Definition of Immune Thrombocytopenic Purpura (ITP)
Immune Thrombocytopenic Purpura (ITP) is an autoimmune disorder characterized by immunologic destruction of otherwise normal platelets, defined as a platelet count less than 100 × 10^9/L in the absence of other causes or disorders that may cause thrombocytopenia. 1
Primary vs Secondary ITP
ITP is classified into two main categories:
- Primary ITP: Occurs in isolation without an identifiable underlying cause
- Secondary ITP: Occurs in association with other disorders, including:
- Autoimmune diseases (particularly antiphospholipid antibody syndrome)
- Viral infections (including hepatitis C and HIV)
- Certain medications 1
Pathophysiology
The understanding of ITP pathophysiology has evolved over time:
- Traditional view: ITP was believed to be caused primarily by increased platelet destruction exceeding the bone marrow's compensatory production
- Current understanding: Evidence shows that platelet production is also decreased in many patients with ITP 1
Classification Based on Duration
ITP is categorized based on the duration of thrombocytopenia:
- Newly diagnosed: Within 3 months of diagnosis
- Persistent ITP: 3-12 months from diagnosis
- Chronic ITP: Lasting ≥12 months 2
Diagnostic Approach
The diagnosis of ITP is primarily one of exclusion:
Essential diagnostic tests:
- Complete blood count with differential
- Peripheral blood smear examination
- Reticulocyte count
- HIV and HCV testing 2
Peripheral blood smear findings consistent with ITP:
- Thrombocytopenia with normal to slightly larger platelets (but not giant platelets)

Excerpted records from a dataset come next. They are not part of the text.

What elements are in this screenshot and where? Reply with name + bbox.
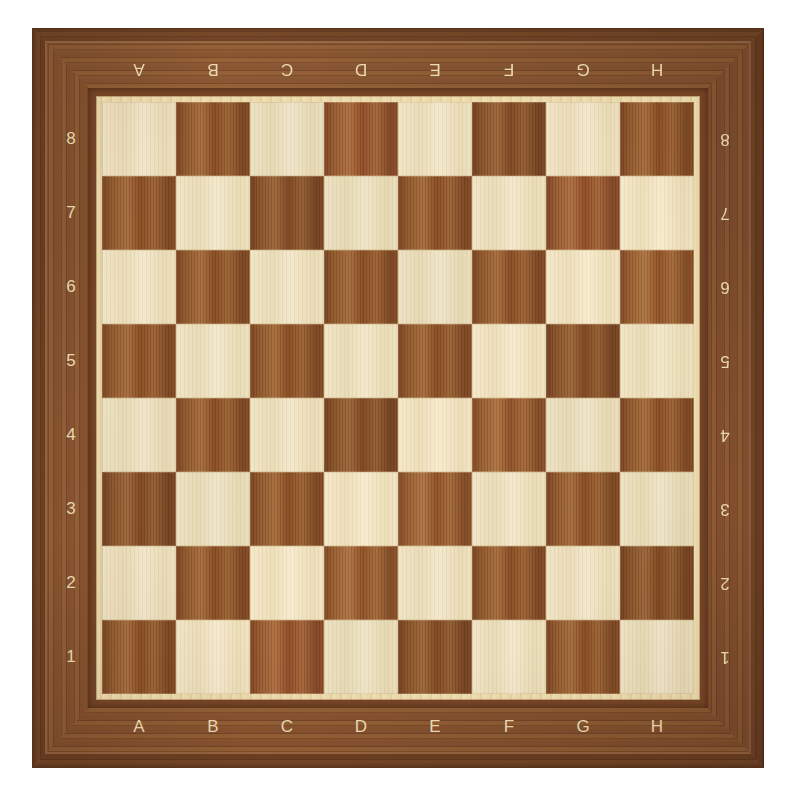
square-a7[interactable] [102,176,176,250]
square-h8[interactable] [620,102,694,176]
square-b2[interactable] [176,546,250,620]
square-e3[interactable] [398,472,472,546]
square-b8[interactable] [176,102,250,176]
square-h2[interactable] [620,546,694,620]
square-f6[interactable] [472,250,546,324]
square-b3[interactable] [176,472,250,546]
square-d3[interactable] [324,472,398,546]
square-g1[interactable] [546,620,620,694]
square-c7[interactable] [250,176,324,250]
squares-grid [102,102,694,694]
square-c4[interactable] [250,398,324,472]
square-e7[interactable] [398,176,472,250]
square-a4[interactable] [102,398,176,472]
square-h6[interactable] [620,250,694,324]
square-g4[interactable] [546,398,620,472]
square-e8[interactable] [398,102,472,176]
square-e4[interactable] [398,398,472,472]
square-c6[interactable] [250,250,324,324]
square-d5[interactable] [324,324,398,398]
square-g7[interactable] [546,176,620,250]
square-g5[interactable] [546,324,620,398]
square-f3[interactable] [472,472,546,546]
square-b6[interactable] [176,250,250,324]
square-a3[interactable] [102,472,176,546]
square-g3[interactable] [546,472,620,546]
product-photo-background: ABCDEFGH ABCDEFGH 87654321 87654321 [0,0,798,800]
square-d2[interactable] [324,546,398,620]
square-f5[interactable] [472,324,546,398]
square-f7[interactable] [472,176,546,250]
chess-board: ABCDEFGH ABCDEFGH 87654321 87654321 [32,28,764,768]
square-d1[interactable] [324,620,398,694]
square-g8[interactable] [546,102,620,176]
square-d6[interactable] [324,250,398,324]
square-a5[interactable] [102,324,176,398]
square-c8[interactable] [250,102,324,176]
square-f1[interactable] [472,620,546,694]
square-b4[interactable] [176,398,250,472]
square-a1[interactable] [102,620,176,694]
square-c2[interactable] [250,546,324,620]
square-g2[interactable] [546,546,620,620]
square-h7[interactable] [620,176,694,250]
square-h3[interactable] [620,472,694,546]
square-h4[interactable] [620,398,694,472]
square-a2[interactable] [102,546,176,620]
square-h1[interactable] [620,620,694,694]
square-b5[interactable] [176,324,250,398]
square-g6[interactable] [546,250,620,324]
square-e6[interactable] [398,250,472,324]
square-d7[interactable] [324,176,398,250]
square-c3[interactable] [250,472,324,546]
square-c1[interactable] [250,620,324,694]
square-d8[interactable] [324,102,398,176]
square-c5[interactable] [250,324,324,398]
square-e2[interactable] [398,546,472,620]
square-b7[interactable] [176,176,250,250]
square-b1[interactable] [176,620,250,694]
square-a6[interactable] [102,250,176,324]
square-e5[interactable] [398,324,472,398]
square-e1[interactable] [398,620,472,694]
square-f2[interactable] [472,546,546,620]
square-f4[interactable] [472,398,546,472]
square-d4[interactable] [324,398,398,472]
square-a8[interactable] [102,102,176,176]
square-f8[interactable] [472,102,546,176]
square-h5[interactable] [620,324,694,398]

- Normal red blood cell morphology
- Normal white blood cell morphology 1
Findings not consistent with ITP:
- Red blood cell poikilocytosis or schistocytes
- Predominant giant platelets
- Leukocytosis or leukopenia with immature or abnormal cells 1
Bone Marrow Examination
- Not routinely necessary in children and adolescents with typical features of ITP
- Not necessary in children who fail IVIg therapy
- Generally not needed prior to initiation of corticosteroid treatment or before splenectomy 1
Clinical Presentation
ITP can present with:
- Petechiae and purpura
- Easy bruising
- Mucosal bleeding (e.g., epistaxis, gingival bleeding)

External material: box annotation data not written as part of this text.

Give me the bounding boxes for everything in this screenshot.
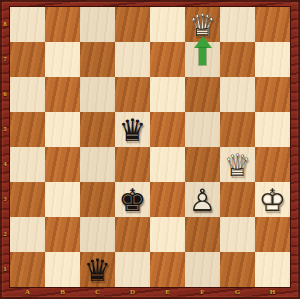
square-c8[interactable] [80, 7, 115, 42]
file-label-h: H [255, 287, 290, 299]
piece-black-queen-c1[interactable]: ♛ [80, 252, 115, 287]
square-h5[interactable] [255, 112, 290, 147]
square-e5[interactable] [150, 112, 185, 147]
square-e8[interactable] [150, 7, 185, 42]
square-d6[interactable] [115, 77, 150, 112]
square-f5[interactable] [185, 112, 220, 147]
square-c3[interactable] [80, 182, 115, 217]
square-d7[interactable] [115, 42, 150, 77]
square-h8[interactable] [255, 7, 290, 42]
rank-label-6: 6 [0, 77, 10, 112]
square-a6[interactable] [10, 77, 45, 112]
square-g7[interactable] [220, 42, 255, 77]
square-b7[interactable] [45, 42, 80, 77]
square-b2[interactable] [45, 217, 80, 252]
square-d3[interactable]: ♚ [115, 182, 150, 217]
piece-white-pawn-f3[interactable]: ♟♙ [185, 182, 220, 217]
rank-label-7: 7 [0, 42, 10, 77]
square-h2[interactable] [255, 217, 290, 252]
square-b4[interactable] [45, 147, 80, 182]
file-label-a: A [10, 287, 45, 299]
square-c4[interactable] [80, 147, 115, 182]
rank-label-8: 8 [0, 7, 10, 42]
square-b8[interactable] [45, 7, 80, 42]
square-b6[interactable] [45, 77, 80, 112]
square-h4[interactable] [255, 147, 290, 182]
square-h1[interactable] [255, 252, 290, 287]
square-c7[interactable] [80, 42, 115, 77]
rank-label-2: 2 [0, 217, 10, 252]
square-b3[interactable] [45, 182, 80, 217]
square-d5[interactable]: ♛ [115, 112, 150, 147]
square-e1[interactable] [150, 252, 185, 287]
square-d4[interactable] [115, 147, 150, 182]
square-f2[interactable] [185, 217, 220, 252]
square-g6[interactable] [220, 77, 255, 112]
file-label-e: E [150, 287, 185, 299]
square-c2[interactable] [80, 217, 115, 252]
king-glyph-outline: ♔ [255, 182, 290, 217]
square-h6[interactable] [255, 77, 290, 112]
piece-white-queen-g4[interactable]: ♛♕ [220, 147, 255, 182]
file-label-f: F [185, 287, 220, 299]
square-e3[interactable] [150, 182, 185, 217]
square-f1[interactable] [185, 252, 220, 287]
rank-label-5: 5 [0, 112, 10, 147]
square-a4[interactable] [10, 147, 45, 182]
piece-black-king-d3[interactable]: ♚ [115, 182, 150, 217]
rank-label-1: 1 [0, 252, 10, 287]
square-c1[interactable]: ♛ [80, 252, 115, 287]
square-a3[interactable] [10, 182, 45, 217]
square-a8[interactable] [10, 7, 45, 42]
square-g1[interactable] [220, 252, 255, 287]
file-label-c: C [80, 287, 115, 299]
square-h7[interactable] [255, 42, 290, 77]
square-g2[interactable] [220, 217, 255, 252]
square-b1[interactable] [45, 252, 80, 287]
square-g5[interactable] [220, 112, 255, 147]
square-e6[interactable] [150, 77, 185, 112]
file-label-b: B [45, 287, 80, 299]
chessboard-frame: ♛♕♛♛♕♚♟♙♚♔♛ 87654321 ABCDEFGH [0, 0, 300, 299]
square-h3[interactable]: ♚♔ [255, 182, 290, 217]
square-d2[interactable] [115, 217, 150, 252]
square-c6[interactable] [80, 77, 115, 112]
square-d1[interactable] [115, 252, 150, 287]
queen-glyph: ♛ [115, 112, 150, 147]
square-a5[interactable] [10, 112, 45, 147]
square-a7[interactable] [10, 42, 45, 77]
square-d8[interactable] [115, 7, 150, 42]
square-e7[interactable] [150, 42, 185, 77]
square-f3[interactable]: ♟♙ [185, 182, 220, 217]
rank-label-3: 3 [0, 182, 10, 217]
square-g3[interactable] [220, 182, 255, 217]
queen-glyph-outline: ♕ [220, 147, 255, 182]
board-grid: ♛♕♛♛♕♚♟♙♚♔♛ [10, 7, 290, 287]
piece-white-king-h3[interactable]: ♚♔ [255, 182, 290, 217]
file-label-d: D [115, 287, 150, 299]
square-f6[interactable] [185, 77, 220, 112]
square-f4[interactable] [185, 147, 220, 182]
square-c5[interactable] [80, 112, 115, 147]
file-label-g: G [220, 287, 255, 299]
last-move-arrow-head [194, 36, 212, 48]
square-a1[interactable] [10, 252, 45, 287]
square-e4[interactable] [150, 147, 185, 182]
rank-label-4: 4 [0, 147, 10, 182]
square-g8[interactable] [220, 7, 255, 42]
pawn-glyph-outline: ♙ [185, 182, 220, 217]
square-b5[interactable] [45, 112, 80, 147]
queen-glyph: ♛ [80, 252, 115, 287]
square-g4[interactable]: ♛♕ [220, 147, 255, 182]
last-move-arrow [199, 48, 206, 65]
king-glyph: ♚ [115, 182, 150, 217]
square-e2[interactable] [150, 217, 185, 252]
piece-black-queen-d5[interactable]: ♛ [115, 112, 150, 147]
square-a2[interactable] [10, 217, 45, 252]
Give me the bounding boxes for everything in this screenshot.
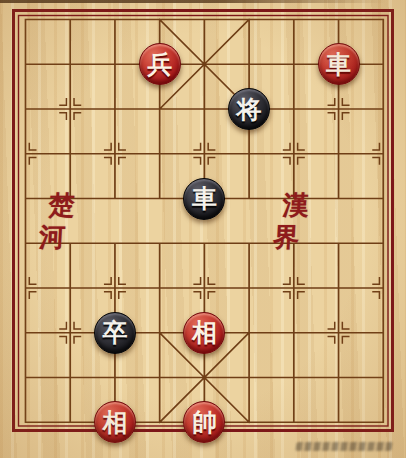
piece-black-chariot[interactable]: 車 <box>183 178 225 220</box>
piece-black-general[interactable]: 将 <box>228 88 270 130</box>
xiangqi-board-screen: 楚河 漢界 兵車将車卒相相帥 <box>0 0 406 458</box>
piece-red-elephant[interactable]: 相 <box>183 312 225 354</box>
piece-red-soldier[interactable]: 兵 <box>139 43 181 85</box>
watermark <box>295 442 392 451</box>
river-label-chu-he: 楚河 <box>39 205 111 237</box>
piece-red-elephant[interactable]: 相 <box>94 401 136 443</box>
river-label-han-jie: 漢界 <box>273 205 345 237</box>
piece-black-soldier[interactable]: 卒 <box>94 312 136 354</box>
piece-red-chariot[interactable]: 車 <box>318 43 360 85</box>
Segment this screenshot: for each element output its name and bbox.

- In severe cases, internal bleeding including intracranial hemorrhage (rare, occurring in 0.1-0.5% of children with ITP) 2
Distinguishing Features
It's important to note that ITP is distinguished from other thrombocytopenias by:
- Normal bone marrow with adequate to increased megakaryocytes
- Absence of splenomegaly (though spleen may be palpable in approximately 12% of children with ITP) 1
- Absence of other causes of thrombocytopenia based on history, physical examination, and laboratory testing 3
The definition and understanding of ITP have evolved significantly since the initial ASH guidelines in 1996, with updated terminology and diagnostic criteria established by the International Working Group consensus panel of both adult and pediatric experts in ITP 1.